In The Comedians Graham Greene wrote that “For writers it is always said that the first twenty years of life contain the whole of experience – the rest is observation”. This is true for film fans also. The films that shape your tastes at the same time as your sense of your own personality is forming are never really supplanted. I might put in some recent films in a list to demonstrate eclectic taste, but truthfully my top three would be Jaws, The Thing – and Taxi Driver. All of which I saw before I was sixteen. This was in the great VHS revolution – we would bunk off school to watch movies, catch favourite scenes at lunchtime, gather round someone’s house to watch a pirate copy.

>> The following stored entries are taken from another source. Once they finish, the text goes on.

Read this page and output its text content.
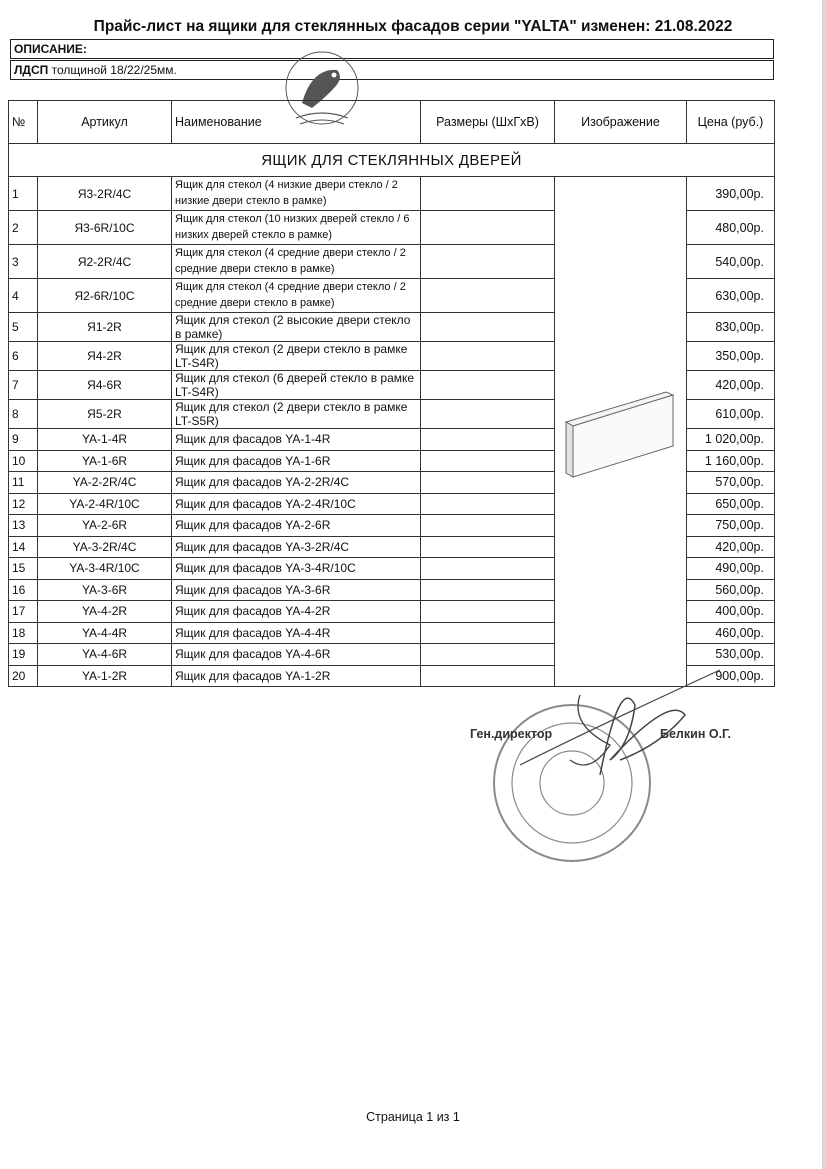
Прайс-лист на ящики для стеклянных фасадов серии "YALTA" изменен: 21.08.2022
ОПИСАНИЕ:
ЛДСП толщиной 18/22/25мм.
№	Артикул	Наименование	Размеры (ШхГхВ)	Изображение	Цена (руб.)
ЯЩИК ДЛЯ СТЕКЛЯННЫХ ДВЕРЕЙ					
1	Я3-2R/4C	Ящик для стекол (4 низкие двери стекло / 2 низкие двери стекло в рамке)			390,00р.
2	Я3-6R/10C	Ящик для стекол (10 низких дверей стекло / 6 низких дверей стекло в рамке)			480,00р.
3	Я2-2R/4C	Ящик для стекол (4 средние двери стекло / 2 средние двери стекло в рамке)			540,00р.
4	Я2-6R/10C	Ящик для стекол (4 средние двери стекло / 2 средние двери стекло в рамке)			630,00р.
5	Я1-2R	Ящик для стекол (2 высокие двери стекло в рамке)			830,00р.
6	Я4-2R	Ящик для стекол (2 двери стекло в рамке LT-S4R)			350,00р.
7	Я4-6R	Ящик для стекол (6 дверей стекло в рамке LT-S4R)			420,00р.
8	Я5-2R	Ящик для стекол (2 двери стекло в рамке LT-S5R)			610,00р.
9	YA-1-4R	Ящик для фасадов YA-1-4R			1 020,00р.
10	YA-1-6R	Ящик для фасадов YA-1-6R			1 160,00р.
11	YA-2-2R/4C	Ящик для фасадов YA-2-2R/4C			570,00р.
12	YA-2-4R/10C	Ящик для фасадов YA-2-4R/10C			650,00р.
13	YA-2-6R	Ящик для фасадов YA-2-6R			750,00р.
14	YA-3-2R/4C	Ящик для фасадов YA-3-2R/4C			420,00р.
15	YA-3-4R/10C	Ящик для фасадов YA-3-4R/10C			490,00р.
16	YA-3-6R	Ящик для фасадов YA-3-6R			560,00р.
17	YA-4-2R	Ящик для фасадов YA-4-2R			400,00р.
18	YA-4-4R	Ящик для фасадов YA-4-4R			460,00р.
19	YA-4-6R	Ящик для фасадов YA-4-6R			530,00р.
20	YA-1-2R	Ящик для фасадов YA-1-2R			900,00р.
Ген.директор	Белкин О.Г.
Страница 1 из 1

But I haven’t seen many of the films from that era on the big screen, so tonight’s showing of Taxi Driver at the local multiplex was a rare chance to see Scorsese’s influential film up large. Paul Schrader created a modern take on the existential loner of books such as The Outsider and Nausea in Travis Bickle. It is very much an adolescent, male movie – Bickle is alienated, separated from the world he sees others partaking in easily. The film is essentially him looking for a key to enter that world, and is so often with young men, violence seems to offer the answer. This sense of confusion and isolation has never been better captured than through De Niro’s drawling diary monologues. These could be the thoughts of any high school shooter, terrorist or internet troll.

What was so powerful for me as a teenager was this was the first time I had realised what films could do. That they weren’t just entertainment, that the director shaped what your saw and an actor embodied a role. After this I started looking for other Scorsese movies, then similar directors. It woke me up to what filmmaking was. Seeing it now it’s still an incredibly powerful film – the audience applauded at the end for chrissakes. It’s also morally ambiguous, hard to take at times and open to interpretation. I hadn’t encountered that before, and I rarely encounter it now.

The benefits of seeing it on the big screen include the menacing impression of the taxi prowling the streets, the beautiful Bernard Herrmann score in full stereo sound, an appreciation of just how charming Cybill Shepherd is, and THAT talkin to me scene in its full glory. Schrader has called it a piece of juvenilia and he’s right, it connects more with the confused adolescent in a very different way than it does to the slightly less confused adult. But it’s still a masterpiece and holds up. Given the current damage angry, confused men are doing to the planet, it is worth revisiting.